Миссис Ли решительно отвергла подобное обвинение. Просто, возразила она, в отличие от Европы Америка не истаскала до дыр своих чувств. У нее еще все впереди, она ждет своих Бёрнсов и Вальтеров Скоттов, своих Вордсвортов и Байронов, своих Хогартов и Тёрнеров.
— Вы хотите персиков весною, — сказала она. — Дайте нам десять веков с жарким солнечным летом, а потом уже, если угодно, жалуйтесь, что наши персики не так сочны, как ваши. За такой срок, возможно, смягчатся даже наши голоса, — добавила она, многозначительно взглянув на лорда Ская.
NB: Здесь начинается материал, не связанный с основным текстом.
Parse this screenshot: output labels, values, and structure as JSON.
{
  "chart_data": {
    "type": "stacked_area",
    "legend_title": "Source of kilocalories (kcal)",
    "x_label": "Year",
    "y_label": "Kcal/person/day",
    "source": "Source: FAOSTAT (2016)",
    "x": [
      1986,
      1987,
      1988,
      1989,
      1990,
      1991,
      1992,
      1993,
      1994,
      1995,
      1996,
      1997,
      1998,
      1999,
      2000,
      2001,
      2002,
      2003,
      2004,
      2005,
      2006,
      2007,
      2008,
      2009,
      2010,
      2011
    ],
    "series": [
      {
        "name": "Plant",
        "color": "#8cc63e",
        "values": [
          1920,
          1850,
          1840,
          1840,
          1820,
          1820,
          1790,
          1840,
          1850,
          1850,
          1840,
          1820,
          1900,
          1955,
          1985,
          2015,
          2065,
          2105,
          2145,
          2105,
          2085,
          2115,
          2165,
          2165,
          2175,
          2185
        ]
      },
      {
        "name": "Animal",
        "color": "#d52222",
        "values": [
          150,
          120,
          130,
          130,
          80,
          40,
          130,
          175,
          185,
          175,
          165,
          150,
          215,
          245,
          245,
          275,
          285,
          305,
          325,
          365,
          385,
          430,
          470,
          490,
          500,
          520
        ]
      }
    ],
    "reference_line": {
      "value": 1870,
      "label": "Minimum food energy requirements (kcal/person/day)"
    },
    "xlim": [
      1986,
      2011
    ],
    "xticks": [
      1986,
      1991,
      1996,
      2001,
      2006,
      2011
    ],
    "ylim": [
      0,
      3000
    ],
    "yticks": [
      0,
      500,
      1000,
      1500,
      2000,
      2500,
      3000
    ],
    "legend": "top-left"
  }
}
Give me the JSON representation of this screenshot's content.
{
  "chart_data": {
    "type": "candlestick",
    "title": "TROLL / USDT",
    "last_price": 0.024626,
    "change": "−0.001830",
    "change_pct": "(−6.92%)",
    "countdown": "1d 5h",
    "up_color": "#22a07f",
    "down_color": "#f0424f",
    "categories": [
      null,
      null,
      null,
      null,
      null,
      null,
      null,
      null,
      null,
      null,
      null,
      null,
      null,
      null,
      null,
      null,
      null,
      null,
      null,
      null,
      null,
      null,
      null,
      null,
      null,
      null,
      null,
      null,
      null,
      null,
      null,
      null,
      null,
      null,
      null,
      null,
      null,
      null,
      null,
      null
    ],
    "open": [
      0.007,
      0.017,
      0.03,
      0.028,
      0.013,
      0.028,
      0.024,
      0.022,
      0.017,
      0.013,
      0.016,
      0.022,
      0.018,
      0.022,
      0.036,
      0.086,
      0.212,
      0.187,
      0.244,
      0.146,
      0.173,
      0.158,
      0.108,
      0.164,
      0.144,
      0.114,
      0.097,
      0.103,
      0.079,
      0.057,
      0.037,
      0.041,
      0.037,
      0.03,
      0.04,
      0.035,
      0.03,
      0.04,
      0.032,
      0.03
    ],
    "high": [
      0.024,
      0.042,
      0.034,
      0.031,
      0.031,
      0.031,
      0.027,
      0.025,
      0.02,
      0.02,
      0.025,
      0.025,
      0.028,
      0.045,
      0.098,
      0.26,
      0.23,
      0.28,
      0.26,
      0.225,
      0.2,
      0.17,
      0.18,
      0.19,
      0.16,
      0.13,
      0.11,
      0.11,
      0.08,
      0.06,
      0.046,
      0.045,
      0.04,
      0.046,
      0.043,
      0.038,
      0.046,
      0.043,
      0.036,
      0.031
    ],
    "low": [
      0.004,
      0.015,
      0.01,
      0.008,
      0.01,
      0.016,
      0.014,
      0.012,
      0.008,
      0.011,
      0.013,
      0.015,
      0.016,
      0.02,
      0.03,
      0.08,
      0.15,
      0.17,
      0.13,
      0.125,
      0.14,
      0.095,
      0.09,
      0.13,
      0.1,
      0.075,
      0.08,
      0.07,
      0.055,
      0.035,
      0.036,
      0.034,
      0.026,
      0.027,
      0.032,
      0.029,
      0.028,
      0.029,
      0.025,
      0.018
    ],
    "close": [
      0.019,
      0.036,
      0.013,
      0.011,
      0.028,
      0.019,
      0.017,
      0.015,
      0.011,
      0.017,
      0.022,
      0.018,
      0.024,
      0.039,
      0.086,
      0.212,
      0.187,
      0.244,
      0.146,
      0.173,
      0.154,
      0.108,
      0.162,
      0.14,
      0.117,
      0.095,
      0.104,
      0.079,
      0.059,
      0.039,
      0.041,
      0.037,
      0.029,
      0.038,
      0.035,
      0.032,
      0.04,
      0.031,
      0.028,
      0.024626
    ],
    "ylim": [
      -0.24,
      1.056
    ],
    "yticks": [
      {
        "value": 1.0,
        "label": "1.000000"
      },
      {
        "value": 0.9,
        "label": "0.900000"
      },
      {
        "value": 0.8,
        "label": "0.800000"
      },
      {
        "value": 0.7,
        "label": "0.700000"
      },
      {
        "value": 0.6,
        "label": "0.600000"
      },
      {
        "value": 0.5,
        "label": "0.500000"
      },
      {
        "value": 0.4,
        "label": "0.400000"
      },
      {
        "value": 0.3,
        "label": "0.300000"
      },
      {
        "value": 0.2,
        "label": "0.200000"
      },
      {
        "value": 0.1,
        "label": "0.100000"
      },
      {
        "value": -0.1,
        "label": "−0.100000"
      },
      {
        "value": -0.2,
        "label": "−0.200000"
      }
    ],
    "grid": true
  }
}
— Где нам спорить с миссис Ли, — обратился тот к Рэтклифу, — она кончает как адвокат и тут же начинает как свидетель. Даже речи из уст прославленной герцогини Девонширской[22] не были и вполовину так убедительны, как произнесенные голосом миссис Ли.
Рэтклиф слушал с неослабным вниманием, согласно кивая всякий раз, когда ему казалось, что этого хочет миссис Ли. Он многое бы дал, чтобы разобраться, что такое тона и полутона, цвета и гармония цветов.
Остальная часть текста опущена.